950 White St., Nauvoo, Illinois. County/parish: Hancock.
Added to the National Register of Historic Places December 02, 1987. NRIS 87002033.
2 contributing buildings.Also known as:
The William J. Reimbold House is a historic house located at 950 White Street in Nauvoo, Illinois. The house was built in 1865-67 for William J. (1805-1895) and Christina H. (1807-1896) Reimbold, who were part of a wave of German immigrants who settled in Nauvoo in the 1860s and 1870s. After the Mormons and Icarians left the city, the immigrants bought up the vacated land at low prices and were largely responsible for the city's continued development. The Reimbolds were part of the city's winemaking industry, one of the most significant parts of the city economy formed by the immigrants; their stone wine cellar still stands on their property. The Reimbold House is one of two German immigrant homes, and the only one with an intact wine cellar, remaining in Nauvoo's Mormon Flat district, as the rest were destroyed during a period of Mormon restoration in the twentieth century.
The house was added to the National Register of Historic Places on December 2, 1987.
The Reimbold house was built on the site of Willard Richards and Jennetta Richards's home, which was constructed in 1843-1845. Willard Richards was a close friend of the Mormon Prophet Joseph Smith, and served as a member of the Quorum of the Twelve Apostles (LDS Church) from 1840 until his death in 1854. It is now run as a bed and breakfast.

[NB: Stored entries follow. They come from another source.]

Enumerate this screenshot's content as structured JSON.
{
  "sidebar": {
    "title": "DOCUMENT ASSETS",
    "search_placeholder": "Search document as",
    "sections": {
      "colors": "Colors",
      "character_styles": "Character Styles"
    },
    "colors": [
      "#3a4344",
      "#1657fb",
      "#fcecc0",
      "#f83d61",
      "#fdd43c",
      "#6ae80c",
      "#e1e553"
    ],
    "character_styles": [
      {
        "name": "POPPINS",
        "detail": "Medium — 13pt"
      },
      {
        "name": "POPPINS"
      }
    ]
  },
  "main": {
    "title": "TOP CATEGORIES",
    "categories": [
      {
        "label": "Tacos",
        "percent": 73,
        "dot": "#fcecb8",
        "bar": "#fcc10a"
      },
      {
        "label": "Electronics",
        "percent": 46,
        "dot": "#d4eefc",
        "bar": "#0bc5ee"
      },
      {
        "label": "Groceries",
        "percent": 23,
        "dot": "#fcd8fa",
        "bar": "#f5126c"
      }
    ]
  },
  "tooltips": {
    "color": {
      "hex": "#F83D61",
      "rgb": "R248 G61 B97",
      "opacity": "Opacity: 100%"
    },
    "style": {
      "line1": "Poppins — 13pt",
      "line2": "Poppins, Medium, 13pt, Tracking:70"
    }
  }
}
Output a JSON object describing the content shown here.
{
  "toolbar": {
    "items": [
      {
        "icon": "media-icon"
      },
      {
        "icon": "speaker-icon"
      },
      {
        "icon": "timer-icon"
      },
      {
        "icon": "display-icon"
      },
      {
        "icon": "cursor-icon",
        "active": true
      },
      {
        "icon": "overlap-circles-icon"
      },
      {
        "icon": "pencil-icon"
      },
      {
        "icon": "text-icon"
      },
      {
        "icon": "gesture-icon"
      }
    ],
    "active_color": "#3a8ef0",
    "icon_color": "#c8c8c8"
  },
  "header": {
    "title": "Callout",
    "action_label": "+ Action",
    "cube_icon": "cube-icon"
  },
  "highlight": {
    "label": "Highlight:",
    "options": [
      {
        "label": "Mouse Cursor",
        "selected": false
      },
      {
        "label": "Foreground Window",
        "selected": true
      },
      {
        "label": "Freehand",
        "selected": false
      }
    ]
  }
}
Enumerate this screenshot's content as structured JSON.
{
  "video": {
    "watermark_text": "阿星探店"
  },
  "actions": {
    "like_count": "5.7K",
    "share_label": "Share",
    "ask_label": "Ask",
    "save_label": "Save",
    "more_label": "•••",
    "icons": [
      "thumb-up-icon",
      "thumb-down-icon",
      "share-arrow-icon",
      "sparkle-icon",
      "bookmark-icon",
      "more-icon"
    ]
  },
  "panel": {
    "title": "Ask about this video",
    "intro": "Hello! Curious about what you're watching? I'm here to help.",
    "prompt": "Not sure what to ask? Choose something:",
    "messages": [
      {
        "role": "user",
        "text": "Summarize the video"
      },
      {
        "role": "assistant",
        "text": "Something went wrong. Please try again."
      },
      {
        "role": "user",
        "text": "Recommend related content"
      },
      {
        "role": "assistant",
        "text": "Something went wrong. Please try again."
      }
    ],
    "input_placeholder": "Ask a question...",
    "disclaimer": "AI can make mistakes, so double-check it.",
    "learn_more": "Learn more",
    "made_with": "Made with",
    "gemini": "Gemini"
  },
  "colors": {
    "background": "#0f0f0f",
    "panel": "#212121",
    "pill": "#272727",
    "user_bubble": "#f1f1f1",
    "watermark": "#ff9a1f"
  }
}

The Reimbolds salvaged elements of the Richards's home, including several doors and door casings. Local tradition also holds that the stair banister from the second floor was salvaged from the James White home that formerly sat near where Parley Street meets the Mississippi River. When Jennetta Richards died on 9 July 1845, she was interred in what was then the family's flower garden. During the excavation of the wine cellar on the west side of the Reimbold home, her remains were discovered. It was noted, "Everything was in splendid preservation, my informant stating that she had not decayed one particle,—even the gloves on her hands being as clean and white as they were the day she was buried." She was reinterred on the edge of Durphy Street (now Illinois Route 96).